Fingolimod seems to be doing the job. Why can't we have it 1st-line? #ClinicSpeak #MSBlog #MSResearch
"The following paper describes the long term (5-year) extension results of the fingolimod trials. As expected MSers are doing very well with a significant proportion free of clinical and MRI activity. It would be helpful to know how many are NEDA after rebaselining at 12 months. I note that about 1 in 10 of treated subjects withdrew due to adverse events; this is quite high. It would be interesting to know how many withdrawals were due to opportunistic infections the most worrying emerging adverse event with fingolimod. On balance fingolimod seems to have an acceptable benefit:risk profile; it is a great pity we can't use it first-line in Europe. I suspect MSers living in countries where a significant proportion of treated with fingolimod first-line will do better than average than MSers living in countries where access to the drug is second-line. The reason why I say this is that fingolimod is the oral agent with the greatest impact on end-organ damage (brain atrophy). The data that is emerging linking brain atrophy to cognitive impairment and poor outcome in MS is very compelling. Who wouldn't you want to slow your rate of MS-related brain atrophy down and preserve brain? It is a no-brainer!"

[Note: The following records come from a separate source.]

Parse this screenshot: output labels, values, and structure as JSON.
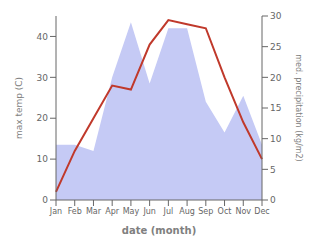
{
  "chart_data": {
    "type": "line",
    "categories": [
      "Jan",
      "Feb",
      "Mar",
      "Apr",
      "May",
      "Jun",
      "Jul",
      "Aug",
      "Sep",
      "Oct",
      "Nov",
      "Dec"
    ],
    "xlabel": "date (month)",
    "ylabel": "max temp (C)",
    "y2label": "med. precipitation (kg/m2)",
    "ylim": [
      0,
      45
    ],
    "yticks": [
      0,
      10,
      20,
      30,
      40
    ],
    "y2lim": [
      0,
      30
    ],
    "y2ticks": [
      0,
      5,
      10,
      15,
      20,
      25,
      30
    ],
    "grid": false,
    "series": [
      {
        "type": "area",
        "color": "#c5caf5",
        "axis": "y2",
        "values": [
          9,
          9,
          8,
          20,
          29,
          19,
          28,
          28,
          16,
          11,
          17,
          9
        ]
      },
      {
        "type": "line",
        "color": "#c0392b",
        "values": [
          2,
          12,
          20,
          28,
          27,
          38,
          44,
          43,
          42,
          30,
          19,
          10
        ]
      }
    ]
  }
}
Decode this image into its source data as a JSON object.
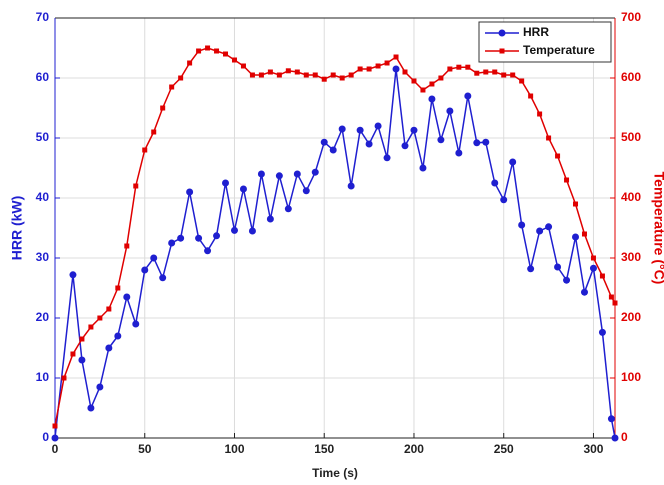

Epub: Montalban et al. Long-term results from a phase 2 extension study of fingolimod at high and approved dose in relapsing multiple sclerosis.J Neurol. 2015 Sep 4.
Background: Fingolimod safety and efficacy data in relapsing-remitting multiple sclerosis (RRMS) are available up to 5 years, from an extension of a randomized, placebo-controlled, double-blind, phase 2 study, at a dose higher (5.0/1.25 mg) than the approved dose of 0.5 mg.
Objective: The objective of the study is to present the end-of-study data (>7 years) from the open-label extension of the phase 2 study. In the core phase (6 months), patients (N = 281) were randomized to placebo or fingolimod 1.25/5 mg. In the extension, placebo patients were randomized to fingolimod 1.25/5 mg.
Methods: All patients received open-label 1.25 mg fingolimod after month 24 and 0.5 mg after month 60. Clinical visits were performed every 3 months, expanded disability status scale (EDSS) every 6 months and magnetic resonance imaging (MRI) annually.
Results: 122 (48.8 %) patients completed the extension study; overall fingolimod exposure was 1230.7 patient-years. The most common (>10 %) reasons for study discontinuation were adverse events (19.6 %) and consent withdrawal (16.4 %). Fingolimod treatment for >7 years was associated with sustained low clinical and MRI disease activity. Over 60 % of patients remained relapse free and about 80 % were free from any MRI activity. Overall annualized relapse rate was 0.18. Long-term fingolimod treatment was not associated with new safety concerns.
Conclusions: Long-term fingolimod was well tolerated and associated with a sustained low level of disease activity.